What should I be buying at the moment?

When to buy and what to buy is the wrong question to be asking – usually it’s a sign that you’re about to make a financial decision driven by emotion. Emotion that’s currently being informed by a potpourri of social media and panicky phone calls to friends and family. Current economic events can show us things that ideally, we should keep in mind later on. 

Investing is a long-term game and the decisions you make along the way should be made with all of you, not just the emotional part. If anything, use current events to help inform what you would insert into your ‘ideal’ portfolio. Perhaps you have a core which is passive funds, and direct property ownership? Maybe around the edges and to a smaller degree, you own direct shares, start-ups, and some alternatives. Now’s a good time to design such a portfolio, but take care in executing anything during this time.

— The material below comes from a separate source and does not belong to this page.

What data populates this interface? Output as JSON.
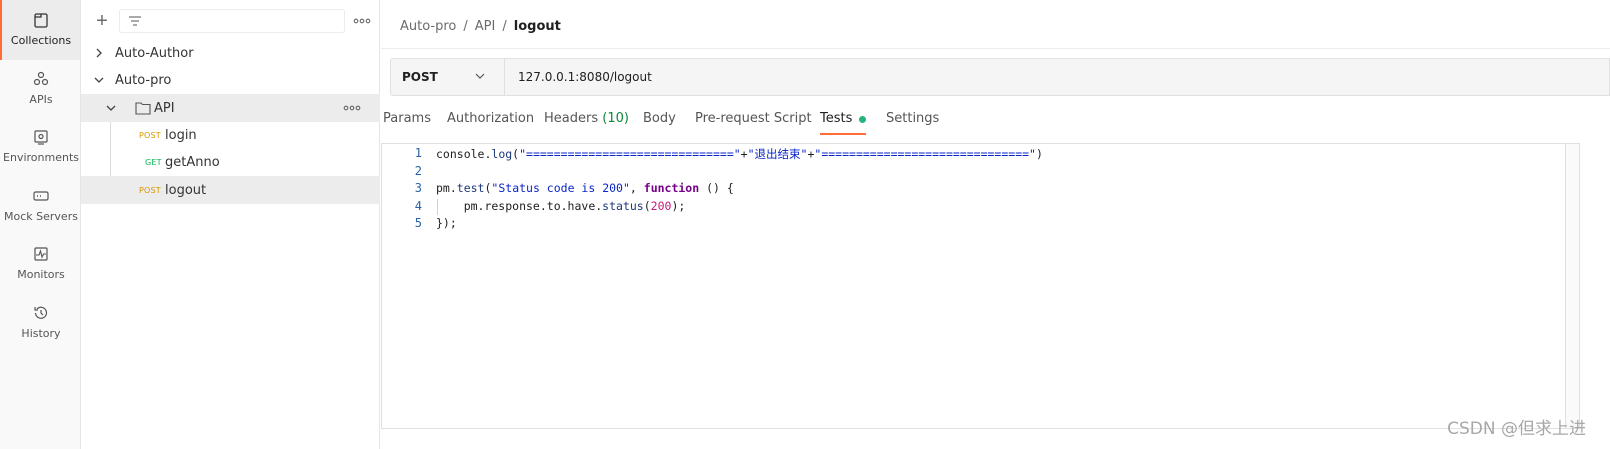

In summary, we all like to think we’re rational individuals who respond clinically to unforeseen risks, but in reality, when the world throws a curve-ball at us, we often react with way too much emotion. Our feelings are not great motivators for making smart money moves. Keeping a clear picture on what your long term investment objectives are, is key during these short term periods of scary uncertainty. Insurance keeps us from missing the long-term targets we’re aiming for, and investing is about expanding your footprint in financial markets. We use tools that are far from perfect to do this, but the extra return you get from a well made portfolio, is compensation for seasons of volatility you may need to occasionally endure.